Dan Sobien, president of the NWS Employees Organization, said the report came as no surprise.

For the last six years we have been asking the agency to correct the arduous staffing conditions,” Sobien told The Washington Post. “It is our hope that now the agency will finally acknowledge the challenging working conditions of its employees and take some action to fix the problem.”

It’s not as if the critical work isn’t getting done.
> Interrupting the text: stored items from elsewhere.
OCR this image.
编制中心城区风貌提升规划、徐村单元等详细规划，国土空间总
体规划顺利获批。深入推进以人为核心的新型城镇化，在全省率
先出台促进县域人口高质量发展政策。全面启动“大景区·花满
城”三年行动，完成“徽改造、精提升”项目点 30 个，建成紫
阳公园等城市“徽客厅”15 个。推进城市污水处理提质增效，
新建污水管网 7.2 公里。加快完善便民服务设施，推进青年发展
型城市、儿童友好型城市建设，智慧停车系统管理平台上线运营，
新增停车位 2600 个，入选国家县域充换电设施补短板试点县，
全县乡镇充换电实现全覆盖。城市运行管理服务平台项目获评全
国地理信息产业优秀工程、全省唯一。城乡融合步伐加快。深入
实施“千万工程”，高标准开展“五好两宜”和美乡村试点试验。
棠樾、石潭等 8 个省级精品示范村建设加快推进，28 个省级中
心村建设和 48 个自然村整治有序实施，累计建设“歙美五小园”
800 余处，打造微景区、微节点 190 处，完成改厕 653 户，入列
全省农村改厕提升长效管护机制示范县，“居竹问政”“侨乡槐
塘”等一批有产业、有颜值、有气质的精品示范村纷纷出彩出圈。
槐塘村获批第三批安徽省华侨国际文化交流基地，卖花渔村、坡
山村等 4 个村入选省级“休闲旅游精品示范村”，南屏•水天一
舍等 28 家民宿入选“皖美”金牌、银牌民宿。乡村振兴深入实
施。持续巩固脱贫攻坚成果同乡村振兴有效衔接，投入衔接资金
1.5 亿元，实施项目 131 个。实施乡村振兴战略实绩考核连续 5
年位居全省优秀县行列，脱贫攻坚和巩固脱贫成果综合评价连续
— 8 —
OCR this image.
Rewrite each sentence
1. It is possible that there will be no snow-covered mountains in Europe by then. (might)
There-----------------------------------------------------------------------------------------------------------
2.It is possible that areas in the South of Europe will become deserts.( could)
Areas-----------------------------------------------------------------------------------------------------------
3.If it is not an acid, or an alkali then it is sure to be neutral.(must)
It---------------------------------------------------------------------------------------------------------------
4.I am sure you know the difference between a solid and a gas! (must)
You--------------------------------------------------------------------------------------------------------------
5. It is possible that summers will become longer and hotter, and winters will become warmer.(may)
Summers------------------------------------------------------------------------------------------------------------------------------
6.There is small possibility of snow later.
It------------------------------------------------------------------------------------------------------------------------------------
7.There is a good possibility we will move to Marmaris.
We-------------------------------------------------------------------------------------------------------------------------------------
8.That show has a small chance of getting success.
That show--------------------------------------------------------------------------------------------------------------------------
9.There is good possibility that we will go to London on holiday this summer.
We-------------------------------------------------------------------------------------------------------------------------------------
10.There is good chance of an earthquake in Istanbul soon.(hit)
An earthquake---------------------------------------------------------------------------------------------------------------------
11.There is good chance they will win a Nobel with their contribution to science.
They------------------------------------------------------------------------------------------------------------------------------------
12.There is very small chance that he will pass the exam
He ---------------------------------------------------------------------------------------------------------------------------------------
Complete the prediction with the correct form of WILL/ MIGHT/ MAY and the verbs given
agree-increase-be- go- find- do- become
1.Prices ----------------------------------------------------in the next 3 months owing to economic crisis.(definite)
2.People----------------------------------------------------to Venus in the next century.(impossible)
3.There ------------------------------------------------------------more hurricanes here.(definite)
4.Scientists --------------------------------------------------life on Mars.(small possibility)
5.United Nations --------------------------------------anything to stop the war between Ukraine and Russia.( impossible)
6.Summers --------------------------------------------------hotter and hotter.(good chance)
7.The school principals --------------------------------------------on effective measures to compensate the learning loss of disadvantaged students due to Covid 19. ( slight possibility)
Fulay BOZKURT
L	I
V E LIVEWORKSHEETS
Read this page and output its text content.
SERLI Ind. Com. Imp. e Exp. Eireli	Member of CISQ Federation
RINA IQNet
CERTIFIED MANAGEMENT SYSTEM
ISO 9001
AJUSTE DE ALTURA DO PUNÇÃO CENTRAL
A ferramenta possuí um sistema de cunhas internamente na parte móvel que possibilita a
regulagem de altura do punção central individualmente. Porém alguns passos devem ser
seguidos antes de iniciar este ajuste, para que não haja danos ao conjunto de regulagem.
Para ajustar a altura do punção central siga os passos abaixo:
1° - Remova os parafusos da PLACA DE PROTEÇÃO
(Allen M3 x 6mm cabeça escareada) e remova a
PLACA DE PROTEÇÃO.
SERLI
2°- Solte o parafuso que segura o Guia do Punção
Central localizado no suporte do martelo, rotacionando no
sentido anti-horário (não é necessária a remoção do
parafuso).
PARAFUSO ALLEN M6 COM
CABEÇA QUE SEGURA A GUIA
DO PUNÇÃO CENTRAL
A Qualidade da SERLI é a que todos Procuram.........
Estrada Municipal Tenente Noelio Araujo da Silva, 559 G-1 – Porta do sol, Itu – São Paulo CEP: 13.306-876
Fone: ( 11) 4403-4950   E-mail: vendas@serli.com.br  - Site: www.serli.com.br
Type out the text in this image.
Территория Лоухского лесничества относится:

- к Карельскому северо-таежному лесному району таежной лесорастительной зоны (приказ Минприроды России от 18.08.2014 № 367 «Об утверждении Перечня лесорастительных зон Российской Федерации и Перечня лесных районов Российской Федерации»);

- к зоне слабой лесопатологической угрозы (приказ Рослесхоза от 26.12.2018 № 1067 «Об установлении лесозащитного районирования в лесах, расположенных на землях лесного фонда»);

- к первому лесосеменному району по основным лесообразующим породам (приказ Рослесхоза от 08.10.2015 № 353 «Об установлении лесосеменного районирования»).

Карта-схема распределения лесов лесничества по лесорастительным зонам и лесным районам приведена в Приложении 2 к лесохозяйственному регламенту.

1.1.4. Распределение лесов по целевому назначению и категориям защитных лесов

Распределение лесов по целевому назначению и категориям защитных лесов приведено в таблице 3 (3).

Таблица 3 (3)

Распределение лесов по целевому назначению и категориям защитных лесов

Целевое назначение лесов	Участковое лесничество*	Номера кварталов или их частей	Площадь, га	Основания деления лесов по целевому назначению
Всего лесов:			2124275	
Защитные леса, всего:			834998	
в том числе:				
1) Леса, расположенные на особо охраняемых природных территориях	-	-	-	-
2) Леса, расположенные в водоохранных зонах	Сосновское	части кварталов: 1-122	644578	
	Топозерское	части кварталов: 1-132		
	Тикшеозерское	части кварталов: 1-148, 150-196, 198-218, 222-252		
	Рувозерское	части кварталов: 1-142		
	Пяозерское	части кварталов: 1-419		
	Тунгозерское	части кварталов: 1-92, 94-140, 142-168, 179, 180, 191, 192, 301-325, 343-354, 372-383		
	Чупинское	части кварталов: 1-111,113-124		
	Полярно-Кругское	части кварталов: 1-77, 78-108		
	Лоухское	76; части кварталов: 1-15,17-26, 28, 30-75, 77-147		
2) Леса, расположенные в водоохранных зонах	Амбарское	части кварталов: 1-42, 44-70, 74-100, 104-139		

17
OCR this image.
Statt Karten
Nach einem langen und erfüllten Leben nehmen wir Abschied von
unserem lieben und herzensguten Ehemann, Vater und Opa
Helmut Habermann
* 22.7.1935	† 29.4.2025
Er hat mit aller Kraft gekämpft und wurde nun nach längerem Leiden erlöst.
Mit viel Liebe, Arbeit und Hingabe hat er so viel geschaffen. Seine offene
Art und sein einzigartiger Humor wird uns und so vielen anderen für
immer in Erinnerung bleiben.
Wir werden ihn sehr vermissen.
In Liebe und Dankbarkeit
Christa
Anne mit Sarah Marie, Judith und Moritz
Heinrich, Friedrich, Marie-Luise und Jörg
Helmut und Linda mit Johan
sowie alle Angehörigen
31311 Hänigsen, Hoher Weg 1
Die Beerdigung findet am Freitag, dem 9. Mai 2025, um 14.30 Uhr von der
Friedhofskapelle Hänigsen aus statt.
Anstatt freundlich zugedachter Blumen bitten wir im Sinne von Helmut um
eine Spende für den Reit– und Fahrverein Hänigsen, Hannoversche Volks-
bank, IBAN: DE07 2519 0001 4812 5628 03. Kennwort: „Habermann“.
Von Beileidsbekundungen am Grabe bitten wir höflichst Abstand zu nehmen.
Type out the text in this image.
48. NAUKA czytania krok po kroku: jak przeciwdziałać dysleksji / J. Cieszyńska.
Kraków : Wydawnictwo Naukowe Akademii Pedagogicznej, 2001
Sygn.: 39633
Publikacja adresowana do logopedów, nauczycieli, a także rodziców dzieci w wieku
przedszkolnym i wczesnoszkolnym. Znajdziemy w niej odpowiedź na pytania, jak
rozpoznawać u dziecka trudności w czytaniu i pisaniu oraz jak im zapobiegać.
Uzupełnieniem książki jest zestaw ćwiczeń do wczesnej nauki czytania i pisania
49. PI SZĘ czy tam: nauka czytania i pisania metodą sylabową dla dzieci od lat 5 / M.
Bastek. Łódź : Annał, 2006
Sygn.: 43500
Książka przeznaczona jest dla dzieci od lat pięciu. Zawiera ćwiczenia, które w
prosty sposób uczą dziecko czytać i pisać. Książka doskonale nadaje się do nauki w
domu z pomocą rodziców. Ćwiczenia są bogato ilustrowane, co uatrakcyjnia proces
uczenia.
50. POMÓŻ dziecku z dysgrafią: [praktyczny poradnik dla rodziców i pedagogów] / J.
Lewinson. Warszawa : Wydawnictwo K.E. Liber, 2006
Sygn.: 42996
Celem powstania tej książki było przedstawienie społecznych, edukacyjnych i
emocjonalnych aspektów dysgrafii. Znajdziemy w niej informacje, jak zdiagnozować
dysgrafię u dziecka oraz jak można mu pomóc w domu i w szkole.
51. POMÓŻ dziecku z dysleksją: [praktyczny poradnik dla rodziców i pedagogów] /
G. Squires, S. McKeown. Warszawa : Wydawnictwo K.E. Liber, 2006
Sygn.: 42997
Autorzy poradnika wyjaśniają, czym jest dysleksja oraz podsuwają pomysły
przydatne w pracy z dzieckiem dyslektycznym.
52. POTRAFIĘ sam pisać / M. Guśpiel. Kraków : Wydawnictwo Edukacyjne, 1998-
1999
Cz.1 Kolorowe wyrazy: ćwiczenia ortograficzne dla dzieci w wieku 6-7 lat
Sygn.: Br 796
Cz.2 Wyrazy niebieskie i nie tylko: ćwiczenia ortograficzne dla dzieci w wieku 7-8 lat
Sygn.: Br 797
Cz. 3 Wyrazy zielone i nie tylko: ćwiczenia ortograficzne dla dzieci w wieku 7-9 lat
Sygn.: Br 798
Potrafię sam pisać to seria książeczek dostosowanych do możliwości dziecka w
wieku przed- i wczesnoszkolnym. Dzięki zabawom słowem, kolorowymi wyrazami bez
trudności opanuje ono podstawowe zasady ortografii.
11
According to the report, staffers and managers are adjusting work and leave schedules to perform extra tasks to “fill” the vacancies, which “at times led to their inability to complete other key tasks, such as providing severe weather information support to state and local emergency managers.”

That past part, often referred to as “decision support services,” is a key mission of the Weather Service, and something that Director Louis Uccellini personally emphasizes as a key component of the future of the organization.

“NWS is committed to hiring to the level that our Congressional appropriations allow, and we’ll do so as quickly as possible,” the Weather Service said in an email statement. “We are gaining ground to eliminate the hiring backlog, thanks in part to a new department-wide human resources system.”

“Filling vacancies was constrained by past federal and agency-wide hiring freezes and normal attrition through retirements and employee transfers,” the statement said.

Weather Service officials told the GAO that the unfilled chairs are not for lack of trying, outlining the bureaucratic hoops they need to jump through to complete the hiring process.

Service employees are hired through NOAA’s Workforce Management Office, or WFMO, which is where they say the system loses momentum.

In 2016, the GAO found that the duration of the hiring process from start to completion took anywhere from 64 to 467 days. Managers complained that there is little to no information about the status of their open positions. When they tried to communicate with the WFMO staff directly, they still couldn’t get updates.

The GAO report says several of the Weather Service officials called the WFMO “a black hole.” The WFMO told the GAO the contractors they hired to help with the backlog also can’t meet the demand.

None of the parties are happy with the situation, and the GAO offered two suggestions to help grease the wheels: routine communication between the WFMO and Weather Service managers, and an evaluation of whether the Weather Service is doing all it can to reduce the hiring backlog. NOAA agreed with those suggestions.

In the meantime, give your favorite meteorologist a hug.

This story has been updated with a statement from the National Weather Service.